Cornwall Council has proposed to end the council tax discount for second homes and for empty properties.
The proposals follow the Government giving powers to authorities to abolish generous tax breaks for holiday homes and owners of property standing idle.
Devon and Cornwall boast around 26,000 second homes and have among the highest levels of second-home ownership, which critics blame for pushing up house prices beyond the reach of local people.
Earlier this year, the Western Morning News revealed tax breaks on second homes and empty properties in the Westcountry cost the region £25 million annually.
There are estimated to be 26,000 second homes in Cornwall and Devon, and critics blame the high proportion of holiday homes for pricing local people out of the market and putting schools, shops and pubs at risk.
The discount ranges from 10% to 50%, depending on the council.

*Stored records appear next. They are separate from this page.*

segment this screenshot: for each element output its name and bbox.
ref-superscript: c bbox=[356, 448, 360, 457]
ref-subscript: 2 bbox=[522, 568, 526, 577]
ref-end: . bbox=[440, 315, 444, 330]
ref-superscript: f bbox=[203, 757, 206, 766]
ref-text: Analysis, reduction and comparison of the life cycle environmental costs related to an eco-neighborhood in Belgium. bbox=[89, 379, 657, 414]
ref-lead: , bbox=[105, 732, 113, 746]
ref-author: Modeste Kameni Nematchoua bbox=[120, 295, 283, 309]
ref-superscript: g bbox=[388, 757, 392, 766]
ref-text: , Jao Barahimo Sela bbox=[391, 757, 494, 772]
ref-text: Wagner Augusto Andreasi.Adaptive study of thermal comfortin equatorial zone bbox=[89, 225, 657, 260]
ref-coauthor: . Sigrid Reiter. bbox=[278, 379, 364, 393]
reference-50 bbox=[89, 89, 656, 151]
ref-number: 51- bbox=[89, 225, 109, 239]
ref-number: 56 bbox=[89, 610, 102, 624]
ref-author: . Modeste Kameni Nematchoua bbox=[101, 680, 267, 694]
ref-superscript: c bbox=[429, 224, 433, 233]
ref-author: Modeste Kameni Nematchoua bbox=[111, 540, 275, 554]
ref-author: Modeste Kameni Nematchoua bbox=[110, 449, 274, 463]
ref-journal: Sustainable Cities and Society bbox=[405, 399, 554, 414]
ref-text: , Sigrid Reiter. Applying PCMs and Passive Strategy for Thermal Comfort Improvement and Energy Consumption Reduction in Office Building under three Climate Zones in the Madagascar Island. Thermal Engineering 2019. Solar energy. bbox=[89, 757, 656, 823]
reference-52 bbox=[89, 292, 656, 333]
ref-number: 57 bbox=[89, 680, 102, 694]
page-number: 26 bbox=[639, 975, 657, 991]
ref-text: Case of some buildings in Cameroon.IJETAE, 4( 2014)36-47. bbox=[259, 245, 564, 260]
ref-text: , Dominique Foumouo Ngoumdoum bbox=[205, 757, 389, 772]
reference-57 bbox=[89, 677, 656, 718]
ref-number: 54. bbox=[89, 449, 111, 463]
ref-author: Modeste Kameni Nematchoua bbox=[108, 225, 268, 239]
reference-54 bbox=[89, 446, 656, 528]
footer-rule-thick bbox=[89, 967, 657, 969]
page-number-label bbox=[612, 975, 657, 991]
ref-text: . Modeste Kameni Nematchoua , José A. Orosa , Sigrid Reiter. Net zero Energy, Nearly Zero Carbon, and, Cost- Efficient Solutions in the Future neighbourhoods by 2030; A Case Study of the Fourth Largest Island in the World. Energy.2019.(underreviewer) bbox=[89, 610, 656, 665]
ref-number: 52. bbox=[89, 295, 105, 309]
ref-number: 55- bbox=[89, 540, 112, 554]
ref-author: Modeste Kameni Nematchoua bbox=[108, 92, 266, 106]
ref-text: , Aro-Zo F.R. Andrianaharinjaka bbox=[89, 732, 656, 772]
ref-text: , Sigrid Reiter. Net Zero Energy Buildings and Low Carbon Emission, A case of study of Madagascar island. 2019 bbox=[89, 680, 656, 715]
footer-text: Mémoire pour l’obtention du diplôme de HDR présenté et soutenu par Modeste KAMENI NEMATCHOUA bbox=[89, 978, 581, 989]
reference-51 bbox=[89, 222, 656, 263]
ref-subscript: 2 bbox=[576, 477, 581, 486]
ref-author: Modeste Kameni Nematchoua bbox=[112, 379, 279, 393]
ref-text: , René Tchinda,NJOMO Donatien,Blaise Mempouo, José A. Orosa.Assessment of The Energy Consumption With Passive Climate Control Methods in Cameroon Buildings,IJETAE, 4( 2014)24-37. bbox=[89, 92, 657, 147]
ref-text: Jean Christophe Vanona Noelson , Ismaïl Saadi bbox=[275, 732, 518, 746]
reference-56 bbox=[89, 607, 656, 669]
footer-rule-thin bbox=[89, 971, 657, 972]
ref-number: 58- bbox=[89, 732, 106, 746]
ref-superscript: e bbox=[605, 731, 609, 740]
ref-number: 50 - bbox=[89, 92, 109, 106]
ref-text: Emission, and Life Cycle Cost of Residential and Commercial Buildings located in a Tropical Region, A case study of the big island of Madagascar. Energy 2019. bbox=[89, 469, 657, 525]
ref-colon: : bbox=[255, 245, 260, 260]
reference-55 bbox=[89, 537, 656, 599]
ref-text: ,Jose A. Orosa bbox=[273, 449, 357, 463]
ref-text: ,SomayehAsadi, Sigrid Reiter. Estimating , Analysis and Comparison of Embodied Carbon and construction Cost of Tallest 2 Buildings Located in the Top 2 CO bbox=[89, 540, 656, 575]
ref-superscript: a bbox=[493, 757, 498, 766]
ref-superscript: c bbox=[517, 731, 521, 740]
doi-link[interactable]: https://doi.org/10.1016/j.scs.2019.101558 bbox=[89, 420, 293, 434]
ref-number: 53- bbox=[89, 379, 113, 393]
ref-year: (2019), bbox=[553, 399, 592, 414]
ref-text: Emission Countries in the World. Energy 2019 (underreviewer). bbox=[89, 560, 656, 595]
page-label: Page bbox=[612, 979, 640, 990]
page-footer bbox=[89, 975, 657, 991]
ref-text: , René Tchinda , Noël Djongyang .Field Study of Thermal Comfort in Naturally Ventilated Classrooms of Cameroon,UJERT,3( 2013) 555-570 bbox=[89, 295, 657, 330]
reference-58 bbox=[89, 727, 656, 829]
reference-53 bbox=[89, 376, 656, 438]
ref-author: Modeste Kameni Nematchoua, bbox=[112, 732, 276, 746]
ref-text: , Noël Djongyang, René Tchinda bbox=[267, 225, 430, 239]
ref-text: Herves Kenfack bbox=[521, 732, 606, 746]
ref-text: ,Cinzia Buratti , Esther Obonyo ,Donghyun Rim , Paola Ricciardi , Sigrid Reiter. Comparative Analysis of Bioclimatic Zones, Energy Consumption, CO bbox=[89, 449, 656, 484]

Cornwall Council's is 10%. MPs say any extra cash will not solve the housing crisis in the region, but the money can be used to underwrite affordable community housing and shore-up services.
Councillor Jeremy Rowe, leader of the Liberal Democrat group on Cornwall Council, said: "The second home council tax discount is an anathema which harms local services.
"I'm delighted that the Lib Dems in government have made the change that allows councils to charge full council tax on second homes and equally delighted that Cornwall is proposing to implement the change at the first opportunity."
Government figures show the estimated cost of the second-home discount is £2.2 million in Devon and £2.1 million in Cornwall. It costs a further £1 million in parts of Somerset and Dorset.
On top of that, the relief afforded to empty properties in the Westcountry stands at almost £20 million.
Mr Rowe added: "The authority is also proposing that empty homes will be exempt from council tax only for the first month.
"This change is aimed at encouraging owners not to leave homes empty when there are more than 25,000 families on the housing waiting list.
"Indeed, the council is going further and proposing a penalty premium of an extra 50% on empty properties left vacant for more than two years.
"The council has a number of grant programmes in place to help the owners of empty properties bring them back into use, so there should be no excuse.
"In addition a loophole that allowed homeowners to escape council tax if they could show that a house was undergoing major repairs is being closed and these will only get a 50% discount for a single year and then have to pay full council tax thereafter."